Rynarzewo jest strategicznie ważne, bo otwiera drogę na Bydgoszcz, dlatego toczymy o nie tak zacięte walki. Miasto raz jest nasze, raz znowu pruskie. I tak w kółko. Szczególnie mocno popalić nam daje niemiecki pociąg pancerny, siejąc spustoszenie w powstańczych szeregach kulomiotami i armatkami. Czort sam go chyba nadał!
Nasz zwiad ustalił, że 18 lutego 1919 r. pancerniak ma wjechać na stację w Rynarzewie. W to nam graj! Jako że jestem saperem, postanowiliśmy go wysadzić. Toteż w nocy z 17 na 18 lutego zakładamy ładunki pod tory, jakieś półtora kilometra od dworca. Pech chciał, że niemiecki patrol zauważył minę i poprzecinał druty. Pociąg cofnął się do Bydgoszczy. A że spodziewaliśmy się powrotu, toć zgotowaliśmy mu huczne powitanie ładunkiem wybuchowem w godnym rozmiarze. Jeden z druhów z kompanii gnieźnieńskiej zgłosił się do wysadzenia pociągu. Poniosły chłopa nerwy i odpalił minę wcześniej niż powinien – w powietrze wyleciały jedynie 2 ostatnie wagony, zaś lokomotywa i 3 wagony pancerne przejechały na naszą stronę. Na domiar złego Prusacy okopali się przy pociągu i próbują naprawić szyny.
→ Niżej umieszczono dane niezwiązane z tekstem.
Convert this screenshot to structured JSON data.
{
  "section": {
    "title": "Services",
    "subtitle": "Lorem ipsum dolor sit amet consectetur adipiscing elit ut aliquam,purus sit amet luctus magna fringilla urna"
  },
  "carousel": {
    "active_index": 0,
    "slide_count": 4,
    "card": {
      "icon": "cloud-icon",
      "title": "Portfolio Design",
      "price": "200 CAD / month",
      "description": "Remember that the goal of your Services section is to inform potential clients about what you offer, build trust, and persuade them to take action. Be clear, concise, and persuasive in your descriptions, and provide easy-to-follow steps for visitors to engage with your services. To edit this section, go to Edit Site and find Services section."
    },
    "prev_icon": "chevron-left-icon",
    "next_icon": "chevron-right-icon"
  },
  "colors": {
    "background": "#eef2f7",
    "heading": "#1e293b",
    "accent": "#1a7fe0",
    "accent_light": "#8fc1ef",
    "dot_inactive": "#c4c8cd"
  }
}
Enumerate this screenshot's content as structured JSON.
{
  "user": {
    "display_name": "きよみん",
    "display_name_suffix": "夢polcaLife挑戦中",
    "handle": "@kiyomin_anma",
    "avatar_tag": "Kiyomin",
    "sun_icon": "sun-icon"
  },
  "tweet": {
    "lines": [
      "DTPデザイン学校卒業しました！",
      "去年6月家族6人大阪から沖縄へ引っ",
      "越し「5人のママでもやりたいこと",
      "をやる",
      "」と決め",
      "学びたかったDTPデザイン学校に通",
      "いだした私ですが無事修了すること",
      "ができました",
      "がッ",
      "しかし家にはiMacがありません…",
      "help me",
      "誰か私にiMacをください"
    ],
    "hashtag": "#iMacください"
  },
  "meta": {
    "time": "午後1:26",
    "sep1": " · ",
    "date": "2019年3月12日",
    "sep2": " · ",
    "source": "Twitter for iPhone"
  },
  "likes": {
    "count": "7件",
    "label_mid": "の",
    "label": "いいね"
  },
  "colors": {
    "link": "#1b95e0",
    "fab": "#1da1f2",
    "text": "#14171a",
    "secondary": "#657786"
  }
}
Ze 2 godziny trwa wymiana ognia. Ginie dowódca kompanii gnieźnieńskiej Mariusz Wachtel. Pomścić go trzeba, zatem ściągamy z Florentowa armatkę. To było mistrzowskie zagranie, bo trzeci strzał trafił w Niemców, którzy tak się przestraszyli, że uciekli do odległego o 3 kilometry lasu, mało butów po drodze nie pogubili tak wiali. Pociąg zdobyty!
A w nim spore zapasy amunicji i karabiny maszynowe. Trzeba go jeszcze odstawić do Szubina przez uszkodzony most na Noteci. Zgłosił się druh co był maszynistą z kompanii gnieźnieńskiej. Z uciechy całą drogę gwizdał, aż do samego Szubina!